According to real estate services firm CBRE Canada, investors shelled out a total of $6.8 billion in residential land transactions across the GTA last year. That amount is more than three times what it was about a decade ago and represents the highest investment on record.
There were also nearly 40 per cent more land deals recorded in 2017 than a decade earlier, with a total of 149 such transactions last year for low-density developments — the land purchased to build single-family and semi-detached houses.
Mike Czestochowski, CBRE Canada’s executive vice-president for land services, said the increase in transactions is a result of decades-long changes that have transformed the local housing industry. Investors are now willing to pay more, even for much smaller pieces of land, as they know they can sell condos and houses at high prices, he said.
“When I started in this business a long time ago, a developer would not be interested unless it’s 50 or 100 acres of land,” he said.
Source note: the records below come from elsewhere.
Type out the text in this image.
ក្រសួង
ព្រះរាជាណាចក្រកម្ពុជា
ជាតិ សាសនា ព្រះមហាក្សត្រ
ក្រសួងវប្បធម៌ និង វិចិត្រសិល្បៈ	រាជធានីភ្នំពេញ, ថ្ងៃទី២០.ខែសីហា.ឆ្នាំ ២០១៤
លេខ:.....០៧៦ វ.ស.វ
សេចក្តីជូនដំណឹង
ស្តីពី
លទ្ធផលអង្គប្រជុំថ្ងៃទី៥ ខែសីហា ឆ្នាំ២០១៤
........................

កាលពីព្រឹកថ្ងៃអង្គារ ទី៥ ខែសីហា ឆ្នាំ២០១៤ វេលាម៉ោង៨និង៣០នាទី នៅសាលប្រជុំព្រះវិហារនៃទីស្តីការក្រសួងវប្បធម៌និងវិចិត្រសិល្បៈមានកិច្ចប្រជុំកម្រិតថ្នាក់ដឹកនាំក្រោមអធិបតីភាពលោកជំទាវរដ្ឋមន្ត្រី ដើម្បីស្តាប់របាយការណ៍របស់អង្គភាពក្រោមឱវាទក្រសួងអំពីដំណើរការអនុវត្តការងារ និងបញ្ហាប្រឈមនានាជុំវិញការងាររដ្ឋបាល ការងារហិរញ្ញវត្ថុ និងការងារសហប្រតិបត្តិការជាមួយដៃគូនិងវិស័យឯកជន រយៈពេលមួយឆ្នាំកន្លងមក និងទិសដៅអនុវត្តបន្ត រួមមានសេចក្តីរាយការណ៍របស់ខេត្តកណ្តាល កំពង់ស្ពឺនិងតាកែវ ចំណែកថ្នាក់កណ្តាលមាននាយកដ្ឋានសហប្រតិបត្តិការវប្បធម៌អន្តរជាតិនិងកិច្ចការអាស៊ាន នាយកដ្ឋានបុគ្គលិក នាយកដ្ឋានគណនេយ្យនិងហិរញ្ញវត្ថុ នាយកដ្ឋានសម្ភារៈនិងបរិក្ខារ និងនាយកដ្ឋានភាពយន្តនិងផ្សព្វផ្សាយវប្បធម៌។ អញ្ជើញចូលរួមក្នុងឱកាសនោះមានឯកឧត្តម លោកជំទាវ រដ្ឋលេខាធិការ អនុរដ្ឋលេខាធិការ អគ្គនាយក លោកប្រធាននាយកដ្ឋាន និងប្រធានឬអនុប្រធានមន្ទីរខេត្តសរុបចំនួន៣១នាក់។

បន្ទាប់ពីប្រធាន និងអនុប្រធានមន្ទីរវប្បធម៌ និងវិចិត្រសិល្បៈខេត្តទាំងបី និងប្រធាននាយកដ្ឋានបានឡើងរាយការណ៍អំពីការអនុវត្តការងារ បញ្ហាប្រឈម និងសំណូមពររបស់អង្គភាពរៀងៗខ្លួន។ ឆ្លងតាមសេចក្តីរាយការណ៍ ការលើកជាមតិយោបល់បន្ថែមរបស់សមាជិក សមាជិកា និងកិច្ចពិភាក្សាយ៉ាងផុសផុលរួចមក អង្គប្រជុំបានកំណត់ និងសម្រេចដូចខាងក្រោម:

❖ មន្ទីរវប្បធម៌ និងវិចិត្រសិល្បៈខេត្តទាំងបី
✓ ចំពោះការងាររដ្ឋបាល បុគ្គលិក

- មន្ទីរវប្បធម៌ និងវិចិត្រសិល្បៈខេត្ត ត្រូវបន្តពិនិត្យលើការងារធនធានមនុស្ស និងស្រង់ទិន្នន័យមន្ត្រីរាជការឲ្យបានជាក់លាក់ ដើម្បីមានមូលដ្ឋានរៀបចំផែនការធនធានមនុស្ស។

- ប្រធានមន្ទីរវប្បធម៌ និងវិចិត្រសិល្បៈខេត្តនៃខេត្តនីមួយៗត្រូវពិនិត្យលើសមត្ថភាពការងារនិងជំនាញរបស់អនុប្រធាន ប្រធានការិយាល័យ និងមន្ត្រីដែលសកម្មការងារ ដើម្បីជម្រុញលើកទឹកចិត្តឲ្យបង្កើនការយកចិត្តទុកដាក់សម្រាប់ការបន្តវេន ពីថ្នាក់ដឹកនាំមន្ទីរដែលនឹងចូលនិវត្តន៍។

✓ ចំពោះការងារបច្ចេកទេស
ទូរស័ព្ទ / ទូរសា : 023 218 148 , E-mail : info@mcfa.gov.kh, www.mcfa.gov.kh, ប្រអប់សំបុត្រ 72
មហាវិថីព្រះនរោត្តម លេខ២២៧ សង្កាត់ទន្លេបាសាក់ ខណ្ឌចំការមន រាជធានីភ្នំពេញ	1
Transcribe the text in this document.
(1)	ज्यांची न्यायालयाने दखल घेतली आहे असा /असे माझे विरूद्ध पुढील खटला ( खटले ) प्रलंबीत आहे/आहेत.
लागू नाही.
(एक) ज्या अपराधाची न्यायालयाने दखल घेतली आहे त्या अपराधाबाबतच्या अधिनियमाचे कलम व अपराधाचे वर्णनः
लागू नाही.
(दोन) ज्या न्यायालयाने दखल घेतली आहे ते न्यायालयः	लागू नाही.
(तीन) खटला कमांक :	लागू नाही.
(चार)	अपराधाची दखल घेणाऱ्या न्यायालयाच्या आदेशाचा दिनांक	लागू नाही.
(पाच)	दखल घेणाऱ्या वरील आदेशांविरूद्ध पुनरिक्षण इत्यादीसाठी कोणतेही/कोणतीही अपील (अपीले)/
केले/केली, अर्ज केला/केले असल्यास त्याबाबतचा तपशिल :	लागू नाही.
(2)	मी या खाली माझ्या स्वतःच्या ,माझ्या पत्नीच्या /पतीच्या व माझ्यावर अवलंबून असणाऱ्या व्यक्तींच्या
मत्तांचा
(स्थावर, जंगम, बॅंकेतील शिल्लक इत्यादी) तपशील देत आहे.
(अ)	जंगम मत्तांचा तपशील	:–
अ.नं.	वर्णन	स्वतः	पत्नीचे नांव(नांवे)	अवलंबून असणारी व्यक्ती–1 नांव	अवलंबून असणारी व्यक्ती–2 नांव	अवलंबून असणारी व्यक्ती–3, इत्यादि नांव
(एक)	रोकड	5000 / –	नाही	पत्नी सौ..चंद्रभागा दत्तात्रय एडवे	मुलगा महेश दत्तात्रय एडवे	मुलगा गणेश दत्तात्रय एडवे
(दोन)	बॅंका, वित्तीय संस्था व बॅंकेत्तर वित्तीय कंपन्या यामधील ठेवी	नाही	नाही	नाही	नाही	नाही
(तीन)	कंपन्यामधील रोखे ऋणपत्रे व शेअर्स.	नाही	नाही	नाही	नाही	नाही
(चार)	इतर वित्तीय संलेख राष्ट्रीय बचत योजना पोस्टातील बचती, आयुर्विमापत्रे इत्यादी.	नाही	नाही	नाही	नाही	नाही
“That same developer, if he’s looking at 10 acres today, let’s say in the city of Markham, he’s very interested because on 10 acres he may be able to fit 150 townhouses. And that’s a big enough
project to get enticed with,” Czestochowski said
CBRE expects the trend to continue. For the first half of 2018, the average price for one acre of low-density land in the GTA was over $1 million; a decade ago it was $382,000.
For high-density land, used for condo and rental apartments development, a squarefoot of space is averaging $87 compared to $42 a decade ago.
Another contributing factor driving demand is population growth, Czestochowski said. In 2005, the inventory represented one unit (house or condo) per 190 people. Now that ratio is one unit per 575 people, he said. “There’s still so much confidence in demand in the Greater Toronto Area that people have faith, especially at a land that we believe we know when it’s going to be developed,” he said.
Builders associations across the GTA have long argued that there’s no more room for new developments, and pushed for policy-makers to allow residential development zones within the Greenbelt. Justin Sherwood of the Building Industry and Land Development Association (BILD) said the critical constraint is about making land shovel-ready for developers, and that can only happen through better policy-making and less red tape, Sherwood said. “What is available is shrinking and caught up in the development approval processes that take so long,” he said.
Czestochowski agreed there’s a shortage of land available for development in the 416 and the 905 areas. “If government policies continue to constrain developments and how we get approvals and the cost of those approvals, that means housing costs are going to continue to increase,” he said, adding government policies need to be pro-development.
“The demand is going to outpace the supply, and that’s going to push the prices up.”